Ce lundi après-midi, au centre du quartier, tout a été nettoyé. Il ne subsiste que les traces des incendies, une odeur de brûlé tenace et de grandes inscriptions à la peinture sur le sol et les palissades du chantier de réfection d’un grand HLM. On peut lire «que justice soit rendue», «police assassin»… Sur la place centrale, trois dizaines d’hommes sont rassemblés, jeunes pour la plupart, graves, tendus. Ils sont rejoints par un autre homme, sans doute un proche de l’un des deux jeunes. Il est longuement entouré, embrassé. L’accueil réservé par le groupe au journaliste est courtois, poli, mais terriblement méfiant et tendu. La parole, longue à venir, est collective, contrôlée et lapidaire, avec la certitude qu’elle sera de toute façon déformée.

Le récit du drame donné dimanche soir par le procureur de Grenoble Eric Vaillant – le scooter a été projeté contre le parapet d'un pont en tentant de doubler par la droite un autocar, alors que les policiers étaient «à bonne distance» – est sérieusement mis en doute : «La version de la police est très floue. Le scooter a en fait été tamponné par la Bac», assure l'un des jeunes, s'appuyant sur les réseaux sociaux qui bruissent de rumeurs, autour d'une photo en particulier qui montre une éraflure sur l'avant de la voiture de la Bac qui menait la poursuite. «Avant la colère, il y a la souffrance.

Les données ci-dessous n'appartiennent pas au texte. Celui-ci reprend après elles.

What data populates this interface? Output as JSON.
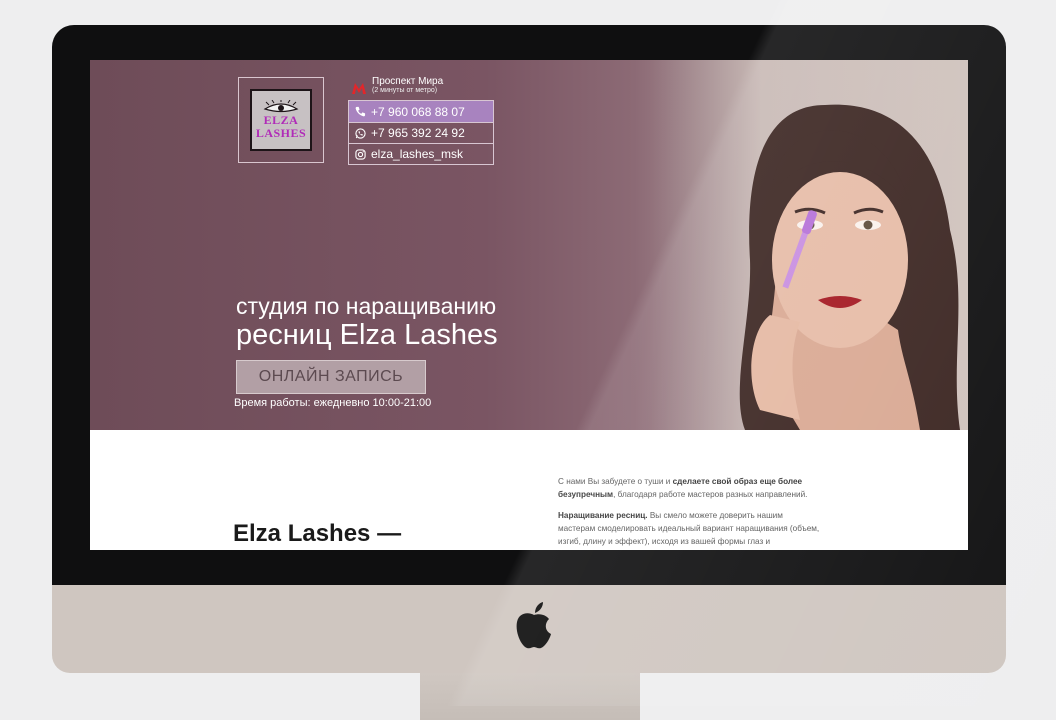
{
  "hero": {
    "metro": {
      "icon": "metro-icon",
      "name": "Проспект Мира",
      "note": "(2 минуты от метро)"
    },
    "contacts": [
      {
        "icon": "phone-icon",
        "text": "+7 960 068 88 07",
        "active": true
      },
      {
        "icon": "whatsapp-icon",
        "text": "+7 965 392 24 92",
        "active": false
      },
      {
        "icon": "instagram-icon",
        "text": "elza_lashes_msk",
        "active": false
      }
    ],
    "logo": {
      "line1": "ELZA",
      "line2": "LASHES"
    },
    "headline_line1": "студия по наращиванию",
    "headline_line2": "ресниц Elza Lashes",
    "cta_label": "ОНЛАЙН ЗАПИСЬ",
    "hours": "Время работы: ежедневно 10:00-21:00"
  },
  "about": {
    "heading": "Elza Lashes —",
    "p1_a": "С нами Вы забудете о туши и ",
    "p1_b": "сделаете свой образ еще более безупречным",
    "p1_c": ", благодаря работе мастеров разных направлений.",
    "p2_a": "Наращивание ресниц.",
    "p2_b": " Вы смело можете доверить нашим мастерам смоделировать идеальный вариант наращивания (объем, изгиб, длину и эффект), исходя из вашей формы глаз и"
  },
  "colors": {
    "hero": "#7a5563",
    "accent": "#a883bf",
    "cta": "#b29fa5"
  }
}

Et la soif de justice», poursuit l'un d'eux. Tous condamnent la poursuite menée par la BAC : «Il faut arrêter de croire que ces deux jeunes étaient des dealers, des braqueurs. Ces deux petits se sont fait courser comme des rats, un samedi soir. C'était quoi leur faute, un défaut de casque ?» Ici, la Bac a mauvaise réputation, accusée de venir très régulièrement «faire de la provocation». «Ces deux-là, c'était des gentils, l'un bossait avec son père dans son restaurant, l'autre était au lycée. C'est pas de la perversité de le poursuivre comme ça sur l'autoroute, pour une infraction routière ? Et à la fin y'a mort d'homme ?» s'emporte un troisième.

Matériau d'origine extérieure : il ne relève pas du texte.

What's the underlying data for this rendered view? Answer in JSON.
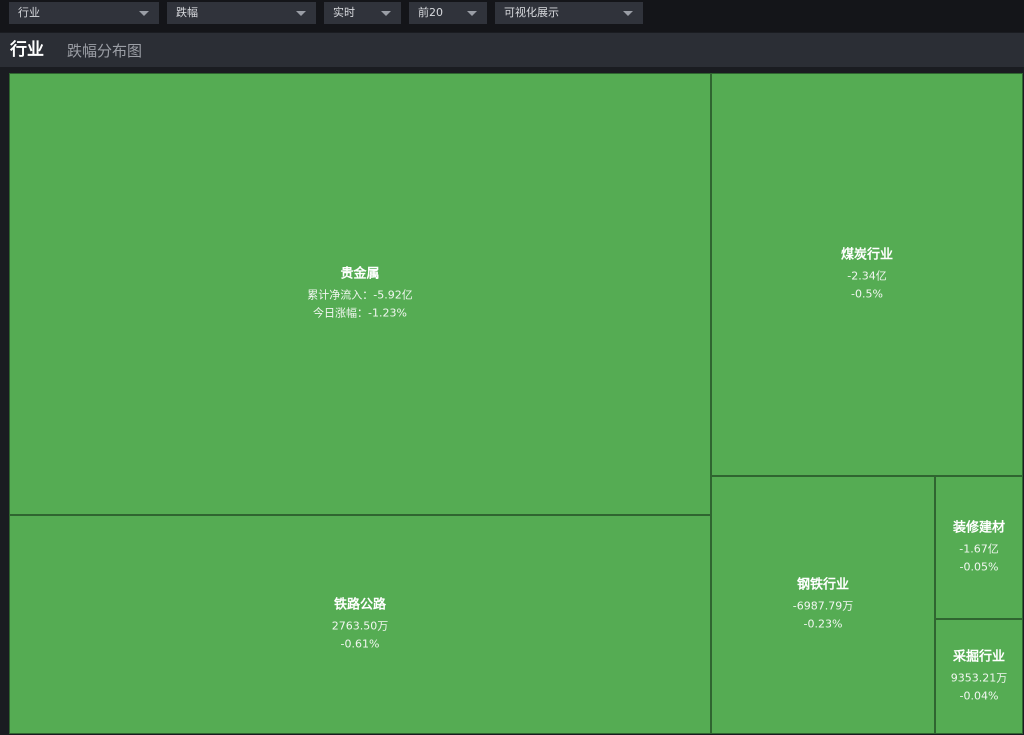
{
  "toolbar": {
    "category_select": "行业",
    "metric_select": "跌幅",
    "time_select": "实时",
    "top_select": "前20",
    "view_select": "可视化展示"
  },
  "header": {
    "title": "行业",
    "subtitle": "跌幅分布图"
  },
  "colors": {
    "page_background": "#1a1c21",
    "header_background": "#2b2e35",
    "tile_fill": "#55ac53",
    "tile_border": "#2f6530"
  },
  "treemap": {
    "tiles": [
      {
        "name": "贵金属",
        "line1": "累计净流入：-5.92亿",
        "line2": "今日涨幅：-1.23%"
      },
      {
        "name": "铁路公路",
        "line1": "2763.50万",
        "line2": "-0.61%"
      },
      {
        "name": "煤炭行业",
        "line1": "-2.34亿",
        "line2": "-0.5%"
      },
      {
        "name": "钢铁行业",
        "line1": "-6987.79万",
        "line2": "-0.23%"
      },
      {
        "name": "装修建材",
        "line1": "-1.67亿",
        "line2": "-0.05%"
      },
      {
        "name": "采掘行业",
        "line1": "9353.21万",
        "line2": "-0.04%"
      }
    ]
  }
}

«C’est grave pour le quartier»

Au Plateau, le centre sportif et culturel voisin, le directeur Hassen Bouzeghoub, ne cache pas son émotion et sa «stupéfaction» : «C'est très douloureux, hyper-violent. Comment a-t-on pu en arriver là ?» Ces deux jeunes, il les connaissait bien : «Dix ans qu'on les voyait dans notre structure. Ils n'étaient pas en rupture : travailleurs, bons à l'école, bien élevés, des familles fortes derrière eux, le genre de profils qui nous font plaisir et avec lesquels on se projette. L'un des deux faisait de l'aide aux devoirs des petits chez nous. On n'a pas le droit de juste dire : "Ils étaient connus de la justice." S'ils avaient certes chacun un délit mineur à leur passif, ils avaient surtout un énorme potentiel qu'on est venu faucher une nuit de mars, juste parce qu'ils ne portaient pas de casque et ont voulu jouer avec les limites… C'est dramatique.» Il soupire, très inquiet : «C'est grave pour le quartier, qui se retrouve sévèrement stigmatisé en même temps que ces deux jeunes. Il y a un sentiment d'injustice évidente et d'impuissance face aux événements, qui génèrent de la violence.» Ce lundi soir, Hassen Bouzeghoub sera dans la rue pour tenter d'appeler au calme, mais il avertit : «Il est urgent qu'on ait toute la vérité, qu'on puisse comprendre comment ça s'est passé, comment un jeune sans casque en vient à prendre l'autoroute pour fuir la police. Il faut que ça s'arrête. Chacun doit prendre ses responsabilités.»

(1) Ce lundi soir, Eric Vaillant a annoncé le dépôt d'une plainte par «la mère d'un jeune garçon de 16 ans, hospitalisé pour une blessure à l'œil intervenue dans la nuit de samedi à dimanche quartier Mistral», en marge des affrontements entre jeunes du quartier et forces de l'ordre. «Des voisins lui ont indiqué que son fils "s'était fait tirer dessus" et d'autres voisins, le lendemain, que la blessure avait pour origine une balle en caoutchouc. Le jeune homme n'a pu apporter de précisions aux enquêteurs car il avait perdu connaissance suite à sa blessure», a précisé le procureur. Une enquête a été ouverte pour «violences volontaires avec arme suivi d'une incapacité totale de travail supérieure à huit jours» et confiée à la sûreté départementale du commissariat de Grenoble.